Petitioners in the case argue there has to be some limit on how far back the SEC can go in retrieving money, and not imposing that limit is an undue burden on investment firms.

“Allowing the SEC to pursue what it deems to be equitable relief based on conduct more than five years old would create a cloud of potential liability over every participant in the financial markets, and an ever-present fear that decades-old conduct could give rise to an enforcement action at any moment,” writes the Cato Institute of Washington, D.C.

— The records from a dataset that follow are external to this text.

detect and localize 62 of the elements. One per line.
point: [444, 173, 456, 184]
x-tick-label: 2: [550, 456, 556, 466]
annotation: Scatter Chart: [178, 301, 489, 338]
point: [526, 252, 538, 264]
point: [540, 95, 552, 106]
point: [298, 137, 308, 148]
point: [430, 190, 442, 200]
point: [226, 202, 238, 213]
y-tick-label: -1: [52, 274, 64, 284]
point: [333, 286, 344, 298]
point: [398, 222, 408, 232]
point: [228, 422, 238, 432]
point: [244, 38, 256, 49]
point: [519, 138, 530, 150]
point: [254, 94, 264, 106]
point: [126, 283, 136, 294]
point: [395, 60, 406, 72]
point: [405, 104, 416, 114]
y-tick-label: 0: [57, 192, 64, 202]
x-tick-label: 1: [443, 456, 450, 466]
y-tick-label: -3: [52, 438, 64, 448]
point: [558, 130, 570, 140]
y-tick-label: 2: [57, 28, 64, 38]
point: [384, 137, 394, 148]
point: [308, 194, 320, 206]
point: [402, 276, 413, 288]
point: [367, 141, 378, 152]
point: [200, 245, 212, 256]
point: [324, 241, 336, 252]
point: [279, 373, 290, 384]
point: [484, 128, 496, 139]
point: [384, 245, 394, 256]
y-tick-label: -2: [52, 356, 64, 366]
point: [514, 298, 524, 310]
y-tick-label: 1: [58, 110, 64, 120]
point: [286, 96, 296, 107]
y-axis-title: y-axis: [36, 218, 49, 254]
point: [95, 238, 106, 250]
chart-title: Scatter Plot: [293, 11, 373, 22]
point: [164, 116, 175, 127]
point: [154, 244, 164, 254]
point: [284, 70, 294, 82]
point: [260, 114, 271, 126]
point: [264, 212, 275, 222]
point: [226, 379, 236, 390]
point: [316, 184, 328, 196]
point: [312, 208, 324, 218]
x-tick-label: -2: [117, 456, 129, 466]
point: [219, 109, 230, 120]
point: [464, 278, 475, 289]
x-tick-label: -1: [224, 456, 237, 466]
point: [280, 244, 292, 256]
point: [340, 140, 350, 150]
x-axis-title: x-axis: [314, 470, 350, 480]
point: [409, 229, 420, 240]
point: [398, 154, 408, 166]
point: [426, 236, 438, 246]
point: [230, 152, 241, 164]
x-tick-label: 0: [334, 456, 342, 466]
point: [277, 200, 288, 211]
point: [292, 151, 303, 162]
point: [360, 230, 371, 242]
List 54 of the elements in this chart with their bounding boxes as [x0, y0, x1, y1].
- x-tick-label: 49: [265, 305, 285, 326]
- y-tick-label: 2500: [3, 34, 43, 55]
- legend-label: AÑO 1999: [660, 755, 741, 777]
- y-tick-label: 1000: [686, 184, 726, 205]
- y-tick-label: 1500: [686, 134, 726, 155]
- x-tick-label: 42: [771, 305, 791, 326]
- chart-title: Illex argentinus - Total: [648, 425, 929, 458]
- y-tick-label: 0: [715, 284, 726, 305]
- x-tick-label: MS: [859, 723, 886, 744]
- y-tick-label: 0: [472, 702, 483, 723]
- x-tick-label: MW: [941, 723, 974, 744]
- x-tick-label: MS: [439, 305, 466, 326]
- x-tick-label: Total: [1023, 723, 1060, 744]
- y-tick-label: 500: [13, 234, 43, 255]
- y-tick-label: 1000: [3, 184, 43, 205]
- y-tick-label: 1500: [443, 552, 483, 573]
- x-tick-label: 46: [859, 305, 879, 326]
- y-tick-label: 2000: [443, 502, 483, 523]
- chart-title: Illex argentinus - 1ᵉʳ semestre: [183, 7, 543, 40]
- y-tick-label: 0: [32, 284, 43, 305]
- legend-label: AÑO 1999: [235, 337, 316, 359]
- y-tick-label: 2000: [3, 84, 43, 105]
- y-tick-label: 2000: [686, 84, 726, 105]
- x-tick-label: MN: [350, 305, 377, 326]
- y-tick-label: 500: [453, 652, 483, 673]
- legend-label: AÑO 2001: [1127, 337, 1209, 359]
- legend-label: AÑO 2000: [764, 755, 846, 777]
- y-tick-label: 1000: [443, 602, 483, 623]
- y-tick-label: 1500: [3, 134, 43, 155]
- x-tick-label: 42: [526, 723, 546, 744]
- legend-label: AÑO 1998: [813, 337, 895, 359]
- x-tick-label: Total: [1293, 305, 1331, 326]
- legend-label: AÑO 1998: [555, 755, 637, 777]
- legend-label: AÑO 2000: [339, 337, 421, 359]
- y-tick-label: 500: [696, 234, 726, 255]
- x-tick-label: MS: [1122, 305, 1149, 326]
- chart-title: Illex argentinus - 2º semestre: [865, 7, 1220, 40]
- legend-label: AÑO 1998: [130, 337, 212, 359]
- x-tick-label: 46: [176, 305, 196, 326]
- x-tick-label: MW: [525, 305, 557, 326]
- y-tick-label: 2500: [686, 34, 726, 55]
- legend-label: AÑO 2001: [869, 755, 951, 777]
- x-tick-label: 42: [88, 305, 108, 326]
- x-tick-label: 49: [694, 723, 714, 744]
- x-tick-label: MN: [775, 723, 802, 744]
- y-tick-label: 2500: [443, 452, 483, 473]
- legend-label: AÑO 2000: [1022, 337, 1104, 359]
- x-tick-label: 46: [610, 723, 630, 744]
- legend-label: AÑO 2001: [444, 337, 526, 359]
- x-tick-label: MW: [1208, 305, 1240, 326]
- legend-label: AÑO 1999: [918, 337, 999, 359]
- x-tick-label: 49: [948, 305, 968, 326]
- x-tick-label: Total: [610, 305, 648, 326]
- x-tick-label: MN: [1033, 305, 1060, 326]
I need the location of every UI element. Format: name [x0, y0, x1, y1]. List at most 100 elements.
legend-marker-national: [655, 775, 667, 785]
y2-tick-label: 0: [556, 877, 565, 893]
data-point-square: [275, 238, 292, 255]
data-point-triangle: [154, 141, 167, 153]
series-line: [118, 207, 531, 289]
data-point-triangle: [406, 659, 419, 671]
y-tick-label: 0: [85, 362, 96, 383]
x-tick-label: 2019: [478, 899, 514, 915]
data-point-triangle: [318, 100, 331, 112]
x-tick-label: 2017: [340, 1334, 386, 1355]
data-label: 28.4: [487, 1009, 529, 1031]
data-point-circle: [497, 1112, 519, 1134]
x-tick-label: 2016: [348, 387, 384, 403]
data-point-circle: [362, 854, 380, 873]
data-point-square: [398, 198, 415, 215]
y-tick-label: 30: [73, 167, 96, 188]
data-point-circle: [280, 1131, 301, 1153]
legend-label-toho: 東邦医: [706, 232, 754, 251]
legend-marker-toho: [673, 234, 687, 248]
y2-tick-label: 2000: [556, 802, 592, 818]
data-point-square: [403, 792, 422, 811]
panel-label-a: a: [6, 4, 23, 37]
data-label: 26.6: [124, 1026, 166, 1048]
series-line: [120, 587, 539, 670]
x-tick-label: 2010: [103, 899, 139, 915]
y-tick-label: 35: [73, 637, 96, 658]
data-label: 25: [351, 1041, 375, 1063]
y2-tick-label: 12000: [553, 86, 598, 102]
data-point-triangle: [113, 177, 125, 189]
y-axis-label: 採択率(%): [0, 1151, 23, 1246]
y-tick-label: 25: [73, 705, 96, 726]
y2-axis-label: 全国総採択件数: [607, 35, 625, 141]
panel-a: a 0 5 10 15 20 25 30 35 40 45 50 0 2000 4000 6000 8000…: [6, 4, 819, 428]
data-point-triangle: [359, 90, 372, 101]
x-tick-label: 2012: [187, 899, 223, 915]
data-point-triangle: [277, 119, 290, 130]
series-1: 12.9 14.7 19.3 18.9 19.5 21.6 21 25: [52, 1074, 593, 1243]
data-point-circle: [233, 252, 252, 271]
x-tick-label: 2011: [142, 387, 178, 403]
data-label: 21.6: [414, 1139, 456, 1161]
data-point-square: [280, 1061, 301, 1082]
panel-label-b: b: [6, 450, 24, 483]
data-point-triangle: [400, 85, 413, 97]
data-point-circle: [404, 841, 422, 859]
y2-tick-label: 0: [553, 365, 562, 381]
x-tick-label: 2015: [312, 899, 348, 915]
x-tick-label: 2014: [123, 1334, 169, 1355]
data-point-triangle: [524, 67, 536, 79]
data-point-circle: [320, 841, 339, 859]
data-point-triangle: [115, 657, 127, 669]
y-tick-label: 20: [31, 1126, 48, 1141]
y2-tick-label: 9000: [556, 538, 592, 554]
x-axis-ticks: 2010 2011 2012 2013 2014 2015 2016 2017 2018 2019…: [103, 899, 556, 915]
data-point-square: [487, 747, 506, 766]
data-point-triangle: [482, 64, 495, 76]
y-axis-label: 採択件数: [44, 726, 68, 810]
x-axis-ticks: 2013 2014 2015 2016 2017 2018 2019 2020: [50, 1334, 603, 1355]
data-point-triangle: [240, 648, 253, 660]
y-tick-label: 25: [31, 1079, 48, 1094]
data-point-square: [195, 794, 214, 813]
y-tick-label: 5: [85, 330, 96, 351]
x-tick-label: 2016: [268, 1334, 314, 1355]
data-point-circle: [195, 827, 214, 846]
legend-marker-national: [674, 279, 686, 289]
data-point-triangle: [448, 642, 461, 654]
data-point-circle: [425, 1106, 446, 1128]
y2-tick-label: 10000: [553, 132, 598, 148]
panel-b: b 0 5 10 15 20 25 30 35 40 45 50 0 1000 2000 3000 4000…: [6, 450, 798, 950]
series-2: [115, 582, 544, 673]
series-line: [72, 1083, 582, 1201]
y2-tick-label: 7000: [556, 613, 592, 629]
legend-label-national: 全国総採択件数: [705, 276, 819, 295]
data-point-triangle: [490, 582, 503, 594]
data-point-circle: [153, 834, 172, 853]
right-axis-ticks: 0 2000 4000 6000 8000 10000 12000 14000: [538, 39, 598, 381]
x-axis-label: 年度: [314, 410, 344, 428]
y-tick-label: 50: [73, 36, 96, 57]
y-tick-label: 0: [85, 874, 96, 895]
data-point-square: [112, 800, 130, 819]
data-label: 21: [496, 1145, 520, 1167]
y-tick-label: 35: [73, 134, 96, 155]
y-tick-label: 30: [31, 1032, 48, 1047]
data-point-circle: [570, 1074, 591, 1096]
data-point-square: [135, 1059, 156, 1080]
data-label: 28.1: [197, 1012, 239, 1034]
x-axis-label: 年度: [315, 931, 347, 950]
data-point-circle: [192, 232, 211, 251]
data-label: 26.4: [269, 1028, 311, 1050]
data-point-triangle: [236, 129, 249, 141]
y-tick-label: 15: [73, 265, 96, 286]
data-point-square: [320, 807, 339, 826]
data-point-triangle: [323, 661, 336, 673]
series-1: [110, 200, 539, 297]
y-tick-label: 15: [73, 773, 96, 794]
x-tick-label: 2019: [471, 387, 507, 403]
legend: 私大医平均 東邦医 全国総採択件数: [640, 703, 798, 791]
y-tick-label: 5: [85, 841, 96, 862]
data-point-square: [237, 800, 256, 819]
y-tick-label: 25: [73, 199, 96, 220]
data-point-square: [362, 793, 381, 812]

In a brief on behalf of Cuban, the law firm Brown Rudnick writes, “As a firsthand witness to and victim of SEC overreach, Mr. Cuban has an interest in supporting petitioner’s appeal in this case, and in particular demonstrating that Congress has never given the SEC the power it has attempted to arrogate to itself.”

Known for his basketball franchise, Cuban is also featured in the ABC reality show Shark Tank, which profiles and funds startup business ideas.

Kokesh himself could not be reached for this story.

Some of the money Kokesh made during his time in Santa Fe went toward purchasing the Santa Fe Horse Park, which was used for recreational and collegiate-level polo matches and equestrian events. Both the horse park and Kokesh’s personal property were taken in foreclosure in April 2014.

It was sold by its lenders to two families who are now operating HIPICO Santa Fe, which brings world-class horse jumping and grand prix events to Santa Fe in the summer.

One of Charles Kokesh’s sons, Adam Kokesh, is a former U.S. Marine who ran unsuccessfully for the Republican nomination for New Mexico’s 3rd Congressional District in 2010. He is also a gun-rights advocate who proposed a march of people with guns into Washington, D.C., on July 4, 2013.

He canceled the demonstration but uploaded a video of himself loading a shotgun a block from the White House that day, prompting an investigation that led to a search of his home in northern Virginia. Police say they found hallucinogenic mushrooms.

Adam Kokesh now earns moneyfrom a YouTube channel, called Freedom 2020.

As for Marrs, Charles Kokesh’s lawyer, he worked for the U.S. Department of Justice, doing tax litigation in Washington, before opening a private law practice in Albuquerque in 1990. He is now part of the Marrs Griebel Law Firm. He met Kokesh almost immediately after the SEC charged him.

“I’ve always enjoyed SEC cases, and it’s ironic that here I am in New Mexico with an SEC case going to the Supreme Court,” he said. “It’s been quite a saga.”

Still, he said, when he argued the case at trial, he was battling five government attorneys, and Kokesh lacked the money to present exhibits.

If he prevails in the Supreme Court, Marrs said, he will probably write to Cuban: “Hey, I’m the lawyer who got the case to the Supreme Court. Let’s watch a game together.”

Even if Kokesh loses, it is unlikely the government will get its money. State courts have already tried to collect from the former financier, who was living at the horse park in a trailer when the bank evicted him during a foreclosure process.

“Mr. Kokesh is insolvent,” Marrs wrote in a court filing for the securities case.